The spirit rock at Kannapolis’ A.L. Brown High School said it all: “RIP Chris Overcash, c/o (class of) 2014.”
Late Sunday, grieving students painted the message and stood with parents at the rock praying for Chris Overcash, who died in a Saturday hiking accident. Before Monday’s first block bell, a stream of Overcash’s friends and schoolmates stopped to say goodbye. They left flowers and lit candles and remembered the sociable, inquisitive junior who had talked about joining the Army after high school.
About noon Saturday, Overcash, 16, was part of a Boy Scout hiking trip to Stone Mountain State Park in Wilkes County, when he and at least two other scouts strayed from the trail and the rest of Concord-based Troop 128 as they reached the summit.
There they suddenly found themselves in a precarious position on the mountain’s iconic granite dome.
Overcash apparently slipped and fell 400 to 500 feet to his death, state parks spokesman Charlie Peek said Monday.
“The trail opens onto a huge granite ball, and it’s not unusual for people to scatter to some degree to get whatever vantage point they can,” Peek said. “Some of this group of scouts got too far from the trail in an area that gets steep very suddenly.”
It’s the second death at the popular park – about 90 miles north of Charlotte – since June. UNC Charlotte student Jordan Slusher died June 9 after he apparently fell off the same south-facing slope.
Slusher was found at the base of the dome in the same vicinity where Overcash’s body came to a stop.
Park rangers were already investigating the June incident to see whether any precautions needed to be added when suddenly they had a second death to investigate.
The rangers are law enforcement officers and are the lead investigators in both fatalities, Peek said.
“We have many areas in state parks that are dangerous and accessible and they are where people want to go,” Peek said. “In some cases, the spots are the impetus for state parks being created.”
Until the weekend fatality, Stone Mountain officials were more concerned about the park’s waterfalls area where three had died since the early 1990s.
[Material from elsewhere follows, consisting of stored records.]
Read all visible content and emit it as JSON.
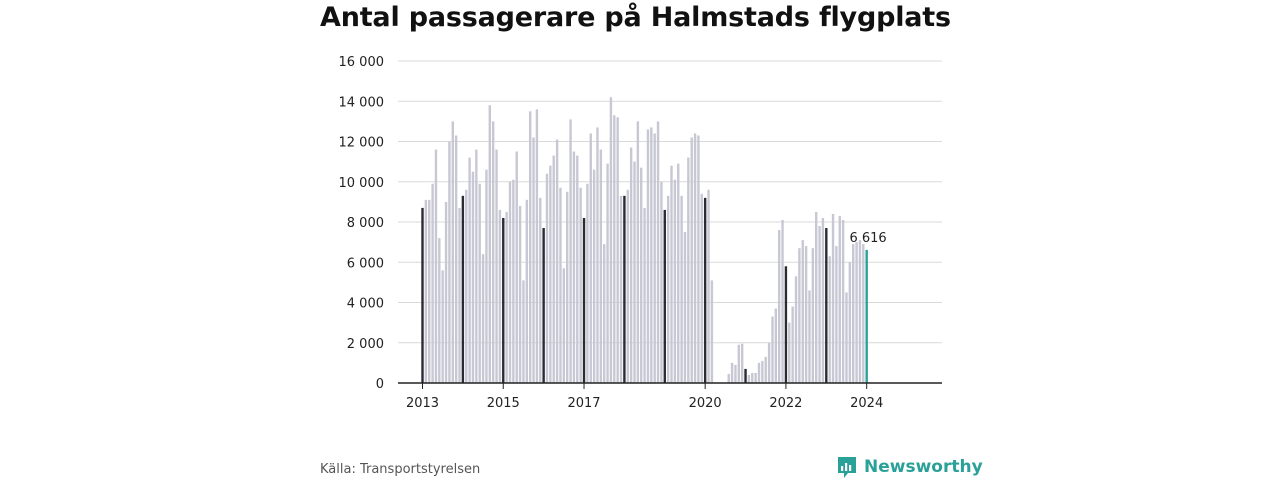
{
  "title": "Antal passagerare på Halmstads flygplats",
  "source": "Källa: Transportstyrelsen",
  "brand": {
    "name": "Newsworthy",
    "icon": "newsworthy-logo-icon"
  },
  "colors": {
    "regular": "#c8c8d4",
    "january": "#2b2b33",
    "latest": "#2aa198",
    "grid": "#d9d9d9",
    "axis": "#222222"
  },
  "chart_data": {
    "type": "bar",
    "title": "Antal passagerare på Halmstads flygplats",
    "xlabel": "",
    "ylabel": "",
    "ylim": [
      0,
      16000
    ],
    "y_ticks": [
      "0",
      "2 000",
      "4 000",
      "6 000",
      "8 000",
      "10 000",
      "12 000",
      "14 000",
      "16 000"
    ],
    "x_ticks": [
      "2013",
      "2015",
      "2017",
      "2020",
      "2022",
      "2024"
    ],
    "x_range": [
      "2013-01",
      "2024-01"
    ],
    "grid": true,
    "highlight": "January of each year shown in dark; latest month highlighted",
    "latest_label": "6 616",
    "series": [
      {
        "year": 2013,
        "values": [
          8700,
          9100,
          9100,
          9900,
          11600,
          7200,
          5600,
          9000,
          12000,
          13000,
          12300,
          8700
        ]
      },
      {
        "year": 2014,
        "values": [
          9300,
          9600,
          11200,
          10500,
          11600,
          9900,
          6400,
          10600,
          13800,
          13000,
          11600,
          8600
        ]
      },
      {
        "year": 2015,
        "values": [
          8200,
          8500,
          10000,
          10100,
          11500,
          8800,
          5100,
          9100,
          13500,
          12200,
          13600,
          9200
        ]
      },
      {
        "year": 2016,
        "values": [
          7700,
          10400,
          10800,
          11300,
          12100,
          9700,
          5700,
          9500,
          13100,
          11500,
          11300,
          9700
        ]
      },
      {
        "year": 2017,
        "values": [
          8200,
          9900,
          12400,
          10600,
          12700,
          11600,
          6900,
          10900,
          14200,
          13300,
          13200,
          9300
        ]
      },
      {
        "year": 2018,
        "values": [
          9300,
          9600,
          11700,
          11000,
          13000,
          10700,
          8700,
          12600,
          12700,
          12400,
          13000,
          10000
        ]
      },
      {
        "year": 2019,
        "values": [
          8600,
          9300,
          10800,
          10100,
          10900,
          9300,
          7500,
          11200,
          12200,
          12400,
          12300,
          9400
        ]
      },
      {
        "year": 2020,
        "values": [
          9200,
          9600,
          5100,
          0,
          0,
          0,
          0,
          450,
          1000,
          900,
          1900,
          1950
        ]
      },
      {
        "year": 2021,
        "values": [
          700,
          400,
          500,
          500,
          1000,
          1100,
          1300,
          2000,
          3300,
          3700,
          7600,
          8100
        ]
      },
      {
        "year": 2022,
        "values": [
          5800,
          3000,
          3800,
          5300,
          6700,
          7100,
          6800,
          4600,
          6700,
          8500,
          7800,
          8200
        ]
      },
      {
        "year": 2023,
        "values": [
          7700,
          6300,
          8400,
          6800,
          8300,
          8100,
          4500,
          6000,
          6900,
          7000,
          7100,
          6900
        ]
      },
      {
        "year": 2024,
        "values": [
          6616
        ]
      }
    ]
  }
}
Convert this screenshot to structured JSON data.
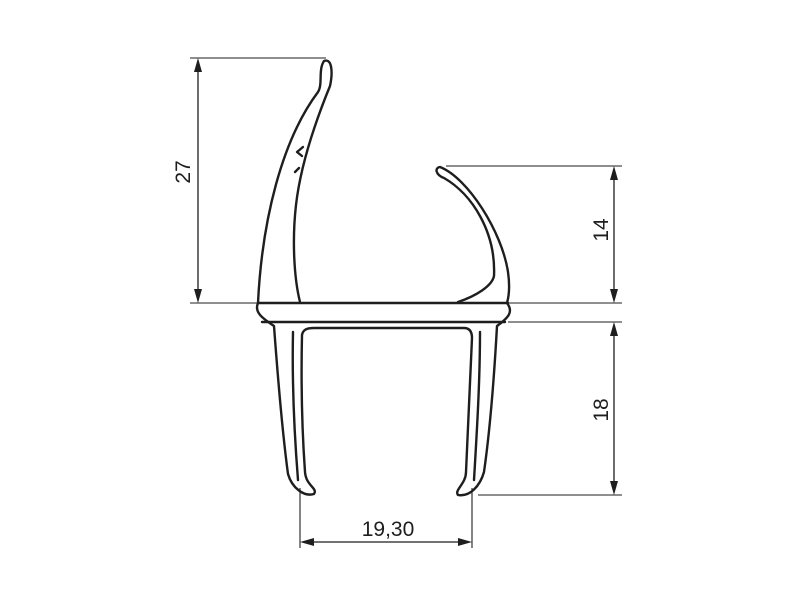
{
  "drawing": {
    "line_color": "#1e1e1e",
    "background": "#ffffff",
    "dimensions": {
      "total_height": "27",
      "upper_lip_height": "14",
      "lower_leg_height": "18",
      "channel_width": "19,30"
    }
  }
}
Warning signs at the park mark trailheads and areas that are dangerous. Their general message: “You’re reaching an area of cliffs and rock faces, so stay on the trails,” Peek said. “If you stay on the trail, there’s less danger to you and, secondarily, to the natural resource.”
Short of restricting or cutting off access, there’s little else that can be done to keep hikers away from danger.
“It’s the conundrum we have in wild areas,” Peek said. “Do you want to give a true outdoor experience? Or do you want to ensure 100 percent safety?
“Some of these areas are so vast, you can’t build a fence to keep people out. Traditionally people want an outdoor experience, but at the same time they have to accept personal responsibility.”
Sheer granite outcrop
Troop 128, based at Epworth United Methodist Church in Concord, was one of two scout troops at Stone Mountain on Saturday, said Todd Walter, executive for the Boy Scouts’ seven-county Central N.C. Council.
Eleven scouts and three leaders, including Overcash’s foster father, entered the eastern trail head in late morning, and had climbed two miles and 600 feet before the trail opened onto a vast outcrop of sheer granite.
The scouts began scattering. Three, including Overcash, wandered into an area that quickly drops, Peek said.
One of the leaders was on his way to bring the boys back to the trail when a scout rushed to tell him Overcash was missing, he said.
A half-dozen witnesses on the ground and about 20 climbers scaling the granite saw Overcash fall. One of the climbers was a doctor and got to the teenager within a minute.
“By that time it was primarily recovery,” Peek said. “He couldn’t be revived.”
Throughout Sunday and Monday, Walter said the Boy Scouts mobilized grief counselors for the other scouts and leaders – and Overcash’s family.
“The park rangers are collecting the information and our primary focus is on the health and well-being of any of our boys as they go through this devastating ordeal,” he said. “…The leaders are having a difficult time. My focus also is making sure they can get through this.”
The park is a popular hiking destination for people from the Charlotte and Triad areas, he said.
‘Never met a stranger’
Overcash was well known and popular at A.L. Brown, principal Kevin Garay said.
He was friends with students who played music after school and off-campus, with skateboarders and student actors. Recently, he’d taken up running.
“You could tell him anything. You could trust him with anything,” A.L. Brown student Keith Nicholson told WCNC-TV, the Observer’s news partner. “He was just a sweetheart to everyone.”
Earlier in the summer, Overcash and Garay ran into each other at a 5K race in Salisbury. An ROTC student in his sophomore year, Overcash told Garay he might join the Army after graduation.
“I talked to him on Friday in his carpentry class,” Garay said. “He was excited about the class and he began talking to me about running and asked if I was going to do more races.
“He was very outgoing, a kid who never met a stranger.”
And he was always asking questions. Normally you’d find him out front of the school greeting his friends and teachers.
“Even if you were a teacher, or staff member, or an administrator like me, he’d want to know what kind of music you liked,” Garay said. “He was a real conversationalist.”